The player with the largest spike, and therefore greatest percentage of his snaps there is Michael Johnson. He leaves a scheme in Tampa and returns to Cincinnati in 2015, but he will likely see a very similar level there and be employed almost in exactly the same manner.

Everson Griffen shares an almost identical graph with the player he replaced in Minnesota, Jared Allen, as both players occupied almost the same role last season for their respective teams. How Allen is deployed this season for the Bears, assuming he makes their roster, will be an interesting thing to monitor. Allen does not seem like a natural fit for a 3-4 either as a down lineman or as a stand up linebacker, and may have to ply his trade strictly in sub-packages, which would be a first for him.

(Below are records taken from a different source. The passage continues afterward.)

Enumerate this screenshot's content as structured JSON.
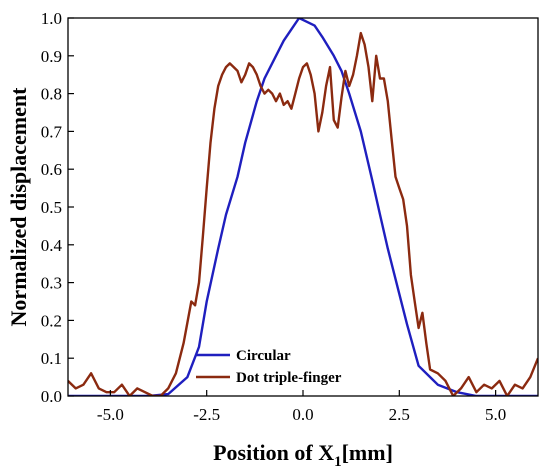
{
  "chart_data": {
    "type": "line",
    "xlabel": "Position of X",
    "xlabel_subscript": "1",
    "xlabel_unit": "[mm]",
    "ylabel": "Normalized displacement",
    "xlim": [
      -6.1,
      6.1
    ],
    "ylim": [
      0,
      1.0
    ],
    "xticks": [
      -5.0,
      -2.5,
      0.0,
      2.5,
      5.0
    ],
    "xtick_labels": [
      "-5.0",
      "-2.5",
      "0.0",
      "2.5",
      "5.0"
    ],
    "yticks": [
      0.0,
      0.1,
      0.2,
      0.3,
      0.4,
      0.5,
      0.6,
      0.7,
      0.8,
      0.9,
      1.0
    ],
    "ytick_labels": [
      "0.0",
      "0.1",
      "0.2",
      "0.3",
      "0.4",
      "0.5",
      "0.6",
      "0.7",
      "0.8",
      "0.9",
      "1.0"
    ],
    "grid": false,
    "legend_position": "bottom-center",
    "series": [
      {
        "name": "Circular",
        "color": "#1f1fbf",
        "x": [
          -6.1,
          -5.5,
          -5.0,
          -4.5,
          -4.0,
          -3.5,
          -3.0,
          -2.7,
          -2.5,
          -2.2,
          -2.0,
          -1.7,
          -1.5,
          -1.2,
          -1.0,
          -0.7,
          -0.5,
          -0.3,
          -0.1,
          0.1,
          0.3,
          0.5,
          0.8,
          1.0,
          1.2,
          1.5,
          1.8,
          2.0,
          2.2,
          2.5,
          2.7,
          3.0,
          3.3,
          3.5,
          4.0,
          4.5,
          5.0,
          5.5,
          6.1
        ],
        "y": [
          0.0,
          0.0,
          0.0,
          0.0,
          0.0,
          0.005,
          0.05,
          0.13,
          0.25,
          0.39,
          0.48,
          0.58,
          0.67,
          0.78,
          0.84,
          0.9,
          0.94,
          0.97,
          1.0,
          0.99,
          0.98,
          0.95,
          0.9,
          0.86,
          0.8,
          0.7,
          0.57,
          0.48,
          0.39,
          0.27,
          0.19,
          0.08,
          0.05,
          0.03,
          0.01,
          0.0,
          0.0,
          0.0,
          0.0
        ]
      },
      {
        "name": "Dot triple-finger",
        "color": "#8b2a10",
        "x": [
          -6.1,
          -5.9,
          -5.7,
          -5.5,
          -5.3,
          -5.1,
          -4.9,
          -4.7,
          -4.5,
          -4.3,
          -4.1,
          -3.9,
          -3.7,
          -3.5,
          -3.3,
          -3.1,
          -2.9,
          -2.8,
          -2.7,
          -2.6,
          -2.5,
          -2.4,
          -2.3,
          -2.2,
          -2.1,
          -2.0,
          -1.9,
          -1.8,
          -1.7,
          -1.6,
          -1.5,
          -1.4,
          -1.3,
          -1.2,
          -1.1,
          -1.0,
          -0.9,
          -0.8,
          -0.7,
          -0.6,
          -0.5,
          -0.4,
          -0.3,
          -0.2,
          -0.1,
          0.0,
          0.1,
          0.2,
          0.3,
          0.4,
          0.5,
          0.6,
          0.7,
          0.8,
          0.9,
          1.0,
          1.1,
          1.2,
          1.3,
          1.4,
          1.5,
          1.6,
          1.7,
          1.8,
          1.9,
          2.0,
          2.1,
          2.2,
          2.3,
          2.4,
          2.5,
          2.6,
          2.7,
          2.8,
          2.9,
          3.0,
          3.1,
          3.2,
          3.3,
          3.5,
          3.7,
          3.9,
          4.1,
          4.3,
          4.5,
          4.7,
          4.9,
          5.1,
          5.3,
          5.5,
          5.7,
          5.9,
          6.1
        ],
        "y": [
          0.04,
          0.02,
          0.03,
          0.06,
          0.02,
          0.01,
          0.01,
          0.03,
          0.0,
          0.02,
          0.01,
          0.0,
          0.0,
          0.02,
          0.06,
          0.14,
          0.25,
          0.24,
          0.3,
          0.42,
          0.55,
          0.67,
          0.76,
          0.82,
          0.85,
          0.87,
          0.88,
          0.87,
          0.86,
          0.83,
          0.85,
          0.88,
          0.87,
          0.85,
          0.82,
          0.8,
          0.81,
          0.8,
          0.78,
          0.8,
          0.77,
          0.78,
          0.76,
          0.8,
          0.84,
          0.87,
          0.88,
          0.85,
          0.8,
          0.7,
          0.75,
          0.82,
          0.87,
          0.73,
          0.71,
          0.79,
          0.86,
          0.82,
          0.85,
          0.9,
          0.96,
          0.93,
          0.87,
          0.78,
          0.9,
          0.84,
          0.84,
          0.78,
          0.68,
          0.58,
          0.55,
          0.52,
          0.45,
          0.32,
          0.25,
          0.18,
          0.22,
          0.14,
          0.07,
          0.06,
          0.04,
          0.0,
          0.02,
          0.05,
          0.01,
          0.03,
          0.02,
          0.04,
          0.0,
          0.03,
          0.02,
          0.05,
          0.1
        ]
      }
    ]
  }
}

Chris Clemons in Jacksonville was the player that played the LEO position in that Seattle-inspired scheme, but while the other end would line up in an unconventional spot, the pass-rushing side was business as usual compared to other more vanilla 4-3 defenses.

The unusual member of this list is Junior Galette from the Saints and Rob Ryan’s 4-3 defense. You’ll find people that will tell you that the Saints actually run a 3-4 front, but it’s just not true. The team played a three-man line on only 20% of defensive snaps in 2014, and that number actually goes down looking only at first downs (17%). They are a 4-3 team, albeit one that has its roots in that Ryan style of unconventional fronts. Galette lined up at defensive end in a four man line on 481 of his 812 defensive snaps last year, but as we can see from the graph, his alignment regardless of the front was almost identical to a traditional 4-3 defensive end.

Defensive fronts may have become more multiple and subtle, but the bottom line is your standard pass-rushing end is lining up in more or less the same spot across the board.